Die Edlen zogen ihre verborgenen Klingen und schlossen sich Omerons Leuten an. Des Hexers Männer wichen im Schock zu den Wänden zurück.
Du-jum wandte sich wild an Omeron. »Das ist dein Werk!« brüllte er, und die gelben Augen blitzten vor Wut. Er hob die Hand zu einem Zauberangriff.
Doch ehe er seine Gebärde vollendet hatte, bohrte sich eine Klinge in seinen Unterarm. Du-jum zischte, funkelte den Edlen an, der das Messer geworfen hatte, dann zog er es ohne das geringste Anzeichen von Schmerz aus dem Arm und schleuderte es zurück. Es grub sich in die Stirn des Edlen.
»Sie werden nicht gewinnen!« rief Du-jum Omeron zu, doch dann wurde er von der wilden Menge der Kämpfenden zurückgedrängt.
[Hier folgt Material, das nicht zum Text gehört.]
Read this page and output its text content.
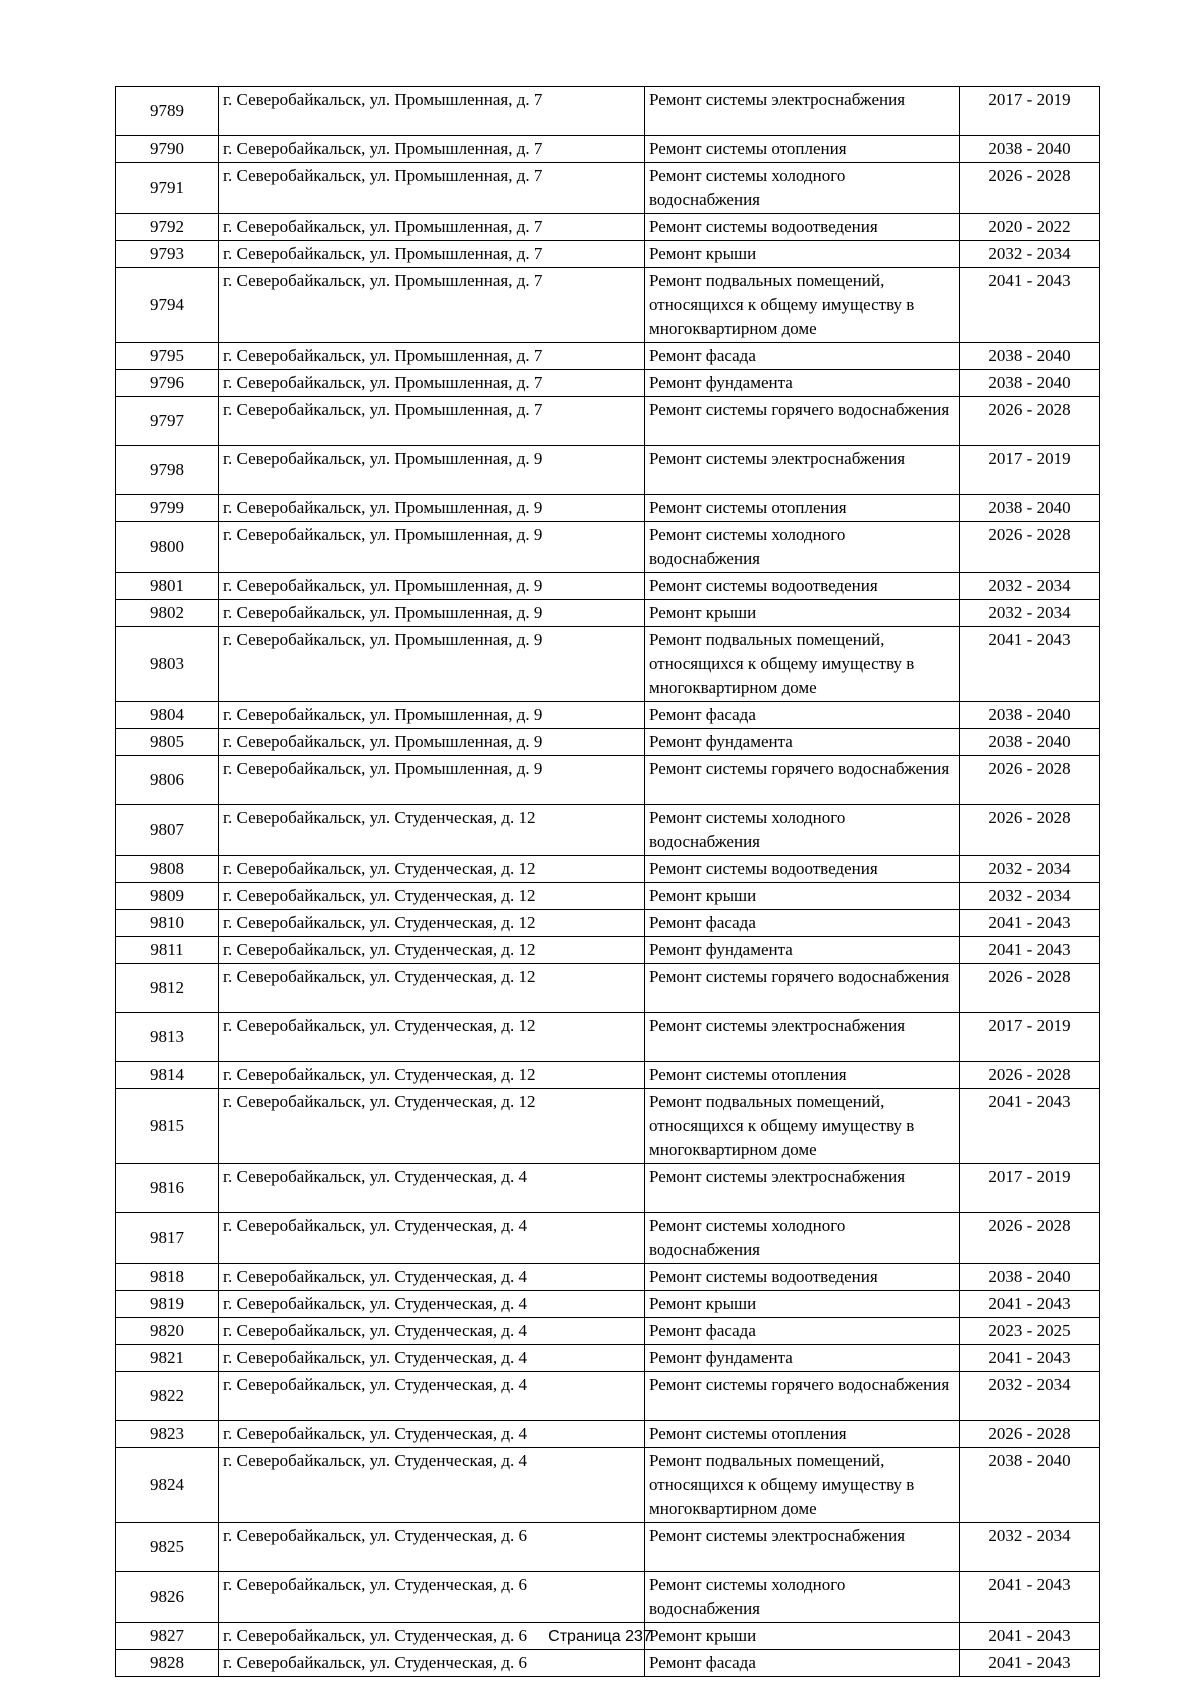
9789	г. Северобайкальск, ул. Промышленная, д. 7	Ремонт системы электроснабжения	2017 - 2019
9790	г. Северобайкальск, ул. Промышленная, д. 7	Ремонт системы отопления	2038 - 2040
9791	г. Северобайкальск, ул. Промышленная, д. 7	Ремонт системы холодного водоснабжения	2026 - 2028
9792	г. Северобайкальск, ул. Промышленная, д. 7	Ремонт системы водоотведения	2020 - 2022
9793	г. Северобайкальск, ул. Промышленная, д. 7	Ремонт крыши	2032 - 2034
9794	г. Северобайкальск, ул. Промышленная, д. 7	Ремонт подвальных помещений, относящихся к общему имуществу в многоквартирном доме	2041 - 2043
9795	г. Северобайкальск, ул. Промышленная, д. 7	Ремонт фасада	2038 - 2040
9796	г. Северобайкальск, ул. Промышленная, д. 7	Ремонт фундамента	2038 - 2040
9797	г. Северобайкальск, ул. Промышленная, д. 7	Ремонт системы горячего водоснабжения	2026 - 2028
9798	г. Северобайкальск, ул. Промышленная, д. 9	Ремонт системы электроснабжения	2017 - 2019
9799	г. Северобайкальск, ул. Промышленная, д. 9	Ремонт системы отопления	2038 - 2040
9800	г. Северобайкальск, ул. Промышленная, д. 9	Ремонт системы холодного водоснабжения	2026 - 2028
9801	г. Северобайкальск, ул. Промышленная, д. 9	Ремонт системы водоотведения	2032 - 2034
9802	г. Северобайкальск, ул. Промышленная, д. 9	Ремонт крыши	2032 - 2034
9803	г. Северобайкальск, ул. Промышленная, д. 9	Ремонт подвальных помещений, относящихся к общему имуществу в многоквартирном доме	2041 - 2043
9804	г. Северобайкальск, ул. Промышленная, д. 9	Ремонт фасада	2038 - 2040
9805	г. Северобайкальск, ул. Промышленная, д. 9	Ремонт фундамента	2038 - 2040
9806	г. Северобайкальск, ул. Промышленная, д. 9	Ремонт системы горячего водоснабжения	2026 - 2028
9807	г. Северобайкальск, ул. Студенческая, д. 12	Ремонт системы холодного водоснабжения	2026 - 2028
9808	г. Северобайкальск, ул. Студенческая, д. 12	Ремонт системы водоотведения	2032 - 2034
9809	г. Северобайкальск, ул. Студенческая, д. 12	Ремонт крыши	2032 - 2034
9810	г. Северобайкальск, ул. Студенческая, д. 12	Ремонт фасада	2041 - 2043
9811	г. Северобайкальск, ул. Студенческая, д. 12	Ремонт фундамента	2041 - 2043
9812	г. Северобайкальск, ул. Студенческая, д. 12	Ремонт системы горячего водоснабжения	2026 - 2028
9813	г. Северобайкальск, ул. Студенческая, д. 12	Ремонт системы электроснабжения	2017 - 2019
9814	г. Северобайкальск, ул. Студенческая, д. 12	Ремонт системы отопления	2026 - 2028
9815	г. Северобайкальск, ул. Студенческая, д. 12	Ремонт подвальных помещений, относящихся к общему имуществу в многоквартирном доме	2041 - 2043
9816	г. Северобайкальск, ул. Студенческая, д. 4	Ремонт системы электроснабжения	2017 - 2019
9817	г. Северобайкальск, ул. Студенческая, д. 4	Ремонт системы холодного водоснабжения	2026 - 2028
9818	г. Северобайкальск, ул. Студенческая, д. 4	Ремонт системы водоотведения	2038 - 2040
9819	г. Северобайкальск, ул. Студенческая, д. 4	Ремонт крыши	2041 - 2043
9820	г. Северобайкальск, ул. Студенческая, д. 4	Ремонт фасада	2023 - 2025
9821	г. Северобайкальск, ул. Студенческая, д. 4	Ремонт фундамента	2041 - 2043
9822	г. Северобайкальск, ул. Студенческая, д. 4	Ремонт системы горячего водоснабжения	2032 - 2034
9823	г. Северобайкальск, ул. Студенческая, д. 4	Ремонт системы отопления	2026 - 2028
9824	г. Северобайкальск, ул. Студенческая, д. 4	Ремонт подвальных помещений, относящихся к общему имуществу в многоквартирном доме	2038 - 2040
9825	г. Северобайкальск, ул. Студенческая, д. 6	Ремонт системы электроснабжения	2032 - 2034
9826	г. Северобайкальск, ул. Студенческая, д. 6	Ремонт системы холодного водоснабжения	2041 - 2043
9827	г. Северобайкальск, ул. Студенческая, д. 6	Ремонт крыши	2041 - 2043
9828	г. Северобайкальск, ул. Студенческая, д. 6	Ремонт фасада	2041 - 2043
Страница 237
Sonja, die sich in der vordersten Reihe des Gemenges befand, sah, wie Omeron sich in seinen Fesseln am Rad wand, und rief seinen Namen, dann kämpfte sie sich einen Weg frei und rannte auf ihn zu. Ein Du-jum-Mann hieb mit der Axt nach ihr, dass Sonja sich nur noch retten konnte, indem sie sich auf den Boden fallen ließ. Im Vorbeischlittern schwang sie ihre Klinge hoch und traf den Soldaten mit einem tödlichen Streich. Nun sprang sie auf und stürmte zu Omeron.